Files
trueref/docs/features/TRUEREF-0009.md
2026-03-22 17:08:15 +01:00

331 lines
8.8 KiB
Markdown

# TRUEREF-0009 — Indexing Pipeline & Job Queue
**Priority:** P0
**Status:** Pending
**Depends On:** TRUEREF-0003, TRUEREF-0004, TRUEREF-0005, TRUEREF-0001
**Blocks:** TRUEREF-0010, TRUEREF-0015
---
## Overview
Implement the end-to-end indexing pipeline that orchestrates crawling, parsing, storage, and embedding generation for a repository. Uses a SQLite-backed job queue with sequential processing.
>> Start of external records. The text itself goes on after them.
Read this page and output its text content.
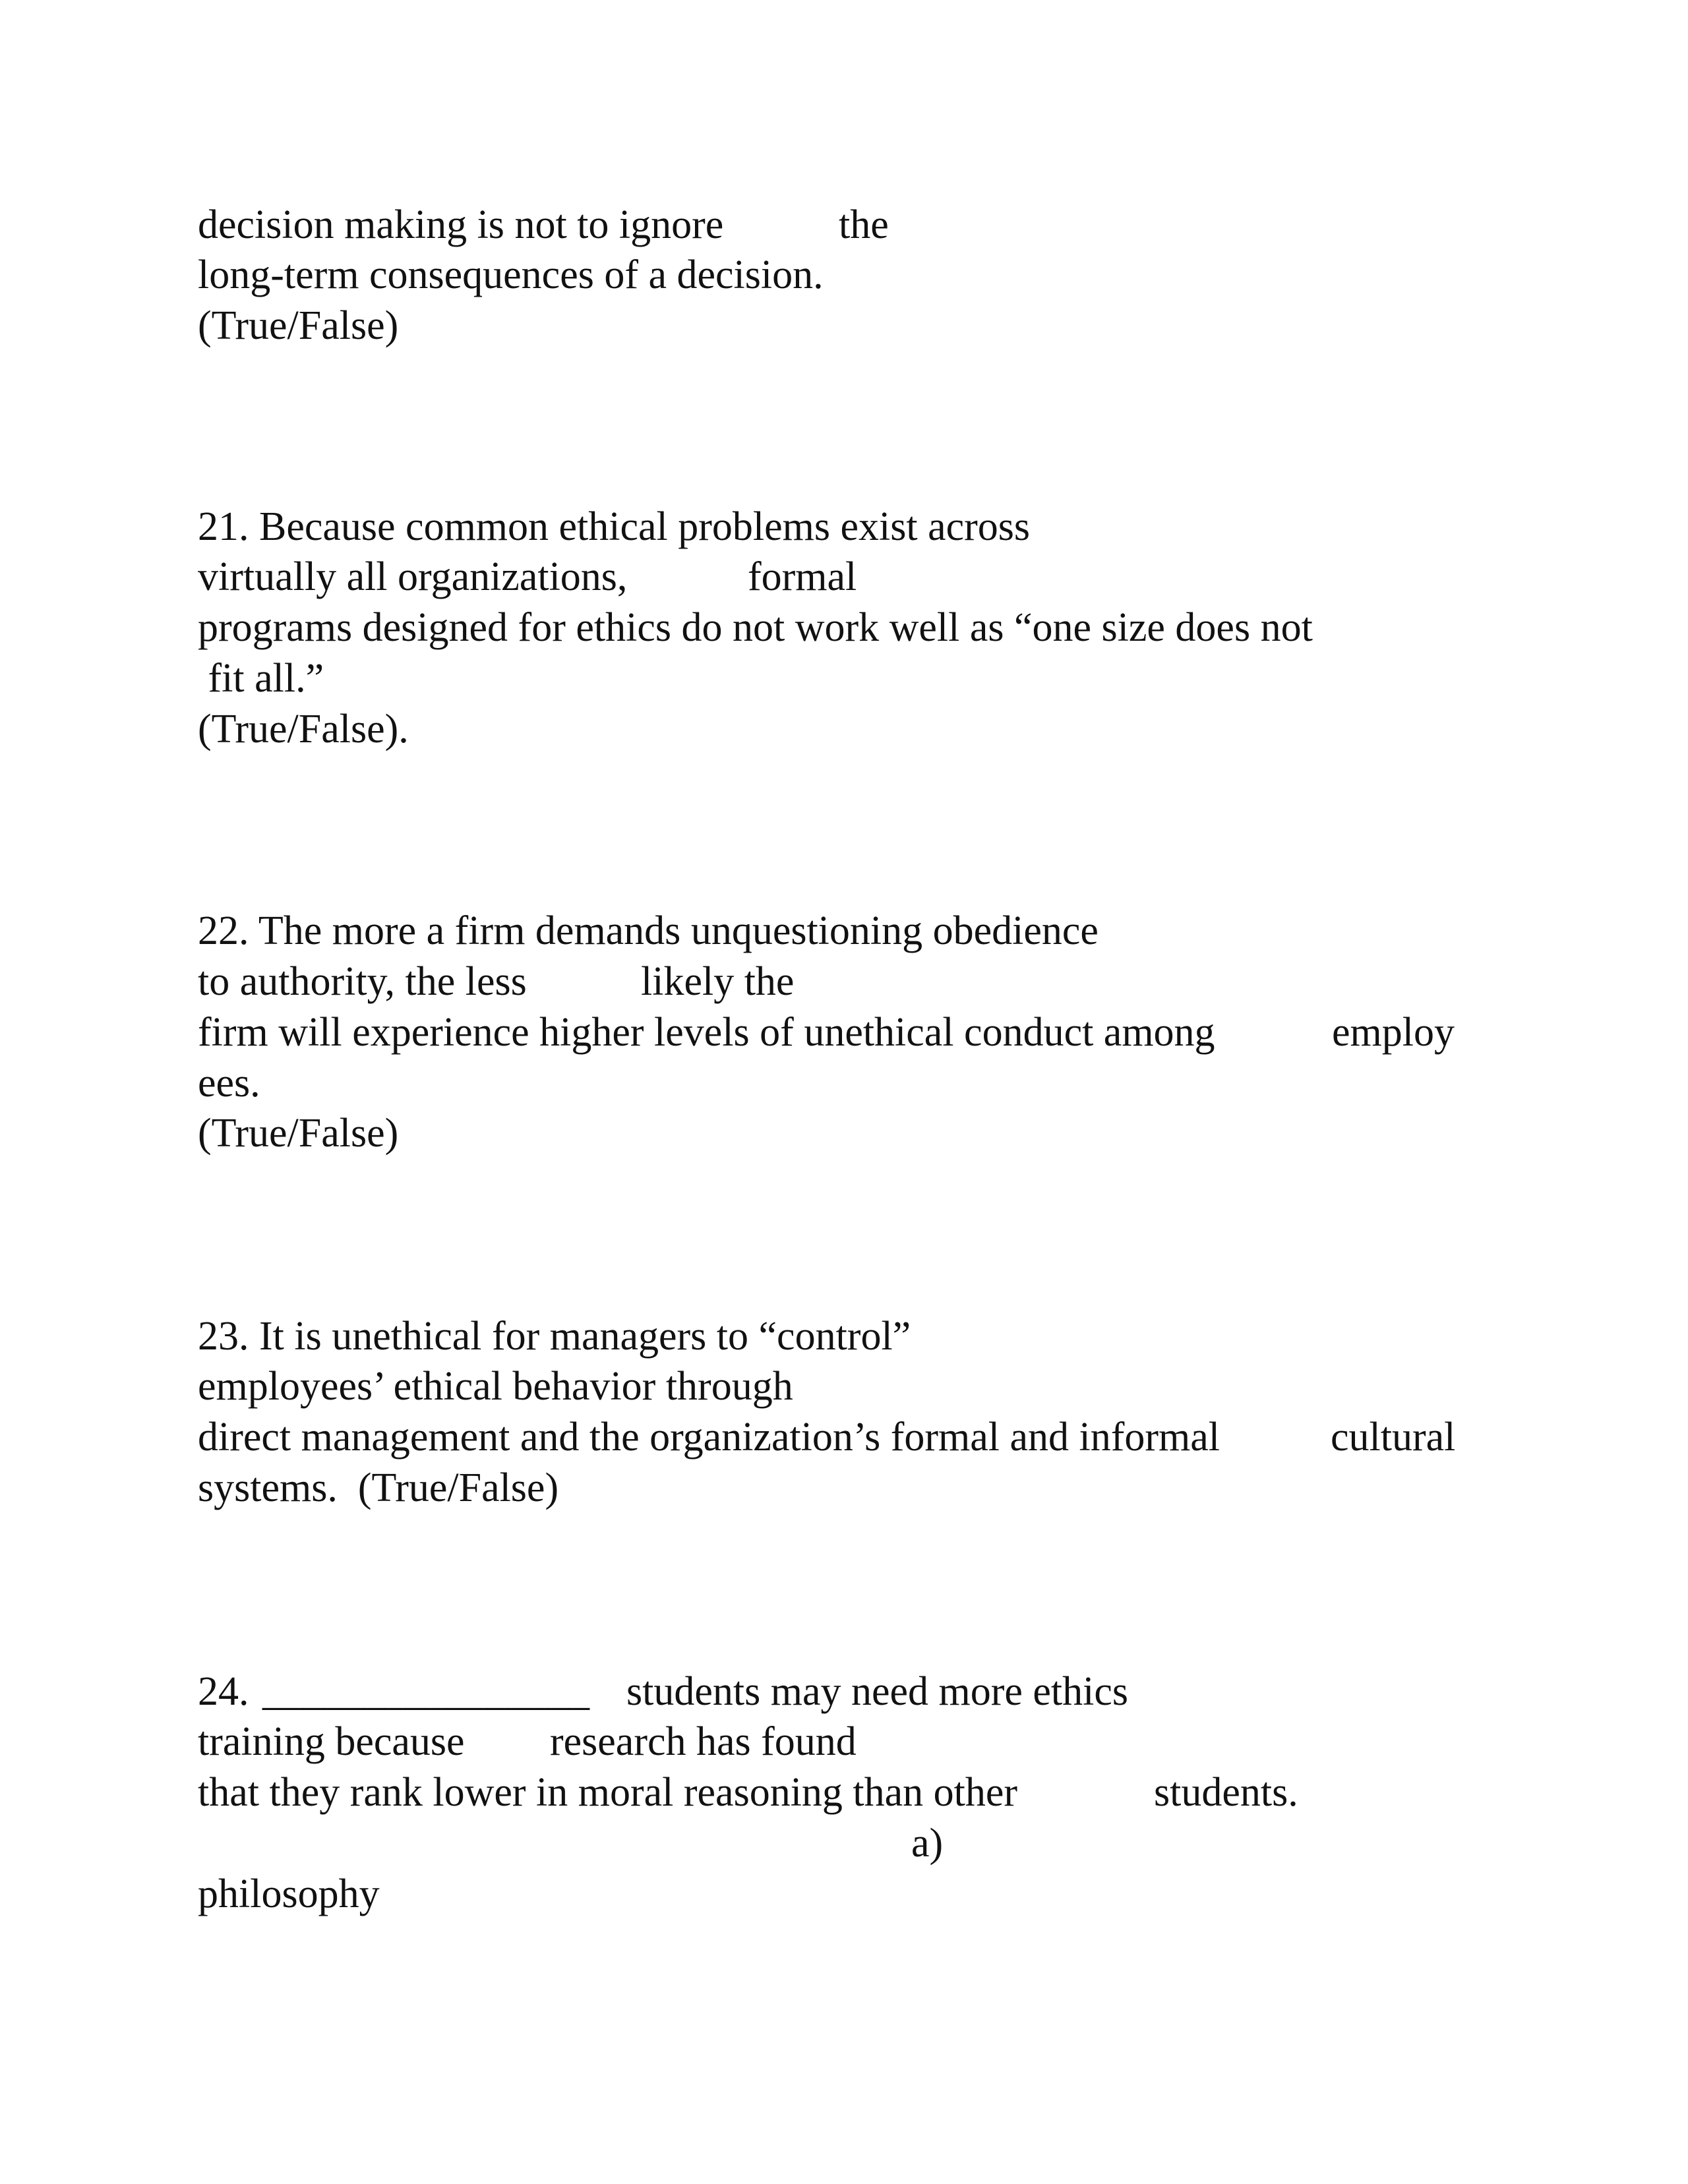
decision making is not to ignore

	the

long-term consequences of a decision.
(True/False)
21. Because common ethical problems exist across

virtually all organizations,

	formal

programs designed for ethics do not work well as “one size does not
fit all.”
(True/False).
22. The more a firm demands unquestioning obedience

to authority, the less

	likely the

firm will experience higher levels of unethical conduct among

	employ

ees.
(True/False)
23. It is unethical for managers to “control”
employees’ ethical behavior through

direct management and the organization’s formal and informal

	cultural

systems.  (True/False)

24.

________________

students may need more ethics

training because

research has found

that they rank lower in moral reasoning than other

	students.

a)

philosophy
Each indexing run is atomic — new data replaces old data only upon successful completion.
---
## Acceptance Criteria
- [ ] `IndexingPipeline` class that orchestrates the full indexing flow
- [ ] SQLite-backed `JobQueue` (no external message broker)
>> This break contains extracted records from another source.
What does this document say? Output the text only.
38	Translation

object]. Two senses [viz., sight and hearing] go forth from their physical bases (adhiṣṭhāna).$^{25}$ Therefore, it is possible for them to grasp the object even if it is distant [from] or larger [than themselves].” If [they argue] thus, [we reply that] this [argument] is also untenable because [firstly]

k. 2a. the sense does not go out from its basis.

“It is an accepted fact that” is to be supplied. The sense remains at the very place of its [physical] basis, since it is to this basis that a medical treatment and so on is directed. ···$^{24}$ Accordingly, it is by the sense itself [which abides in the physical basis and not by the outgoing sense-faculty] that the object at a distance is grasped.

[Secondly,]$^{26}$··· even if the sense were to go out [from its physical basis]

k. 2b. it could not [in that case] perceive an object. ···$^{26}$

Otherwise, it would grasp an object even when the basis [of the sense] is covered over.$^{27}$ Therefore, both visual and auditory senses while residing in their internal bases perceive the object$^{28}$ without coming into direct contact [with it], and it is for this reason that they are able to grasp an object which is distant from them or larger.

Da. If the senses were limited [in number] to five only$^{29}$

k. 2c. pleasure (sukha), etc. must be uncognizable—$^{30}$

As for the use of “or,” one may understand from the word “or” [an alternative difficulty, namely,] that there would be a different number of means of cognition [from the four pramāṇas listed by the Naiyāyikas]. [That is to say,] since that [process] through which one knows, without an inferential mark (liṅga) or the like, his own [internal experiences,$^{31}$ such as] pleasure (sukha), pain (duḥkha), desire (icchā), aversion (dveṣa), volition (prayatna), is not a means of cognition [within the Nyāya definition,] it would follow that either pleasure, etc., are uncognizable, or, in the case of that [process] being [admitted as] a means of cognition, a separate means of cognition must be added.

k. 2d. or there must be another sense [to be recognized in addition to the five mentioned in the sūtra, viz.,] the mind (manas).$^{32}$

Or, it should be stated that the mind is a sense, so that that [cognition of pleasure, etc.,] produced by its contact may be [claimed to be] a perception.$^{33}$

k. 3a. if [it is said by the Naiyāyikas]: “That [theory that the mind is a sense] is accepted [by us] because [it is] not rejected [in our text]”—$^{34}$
- [ ] Atomic snippet replacement: old snippets deleted only after new ones are stored successfully
- [ ] Progress tracked in `indexing_jobs` table (processedFiles, totalFiles, progress 0-100)
- [ ] `GET /api/v1/jobs/:id` — get job status and progress
- [ ] `GET /api/v1/jobs` — list recent jobs (with filtering by repositoryId)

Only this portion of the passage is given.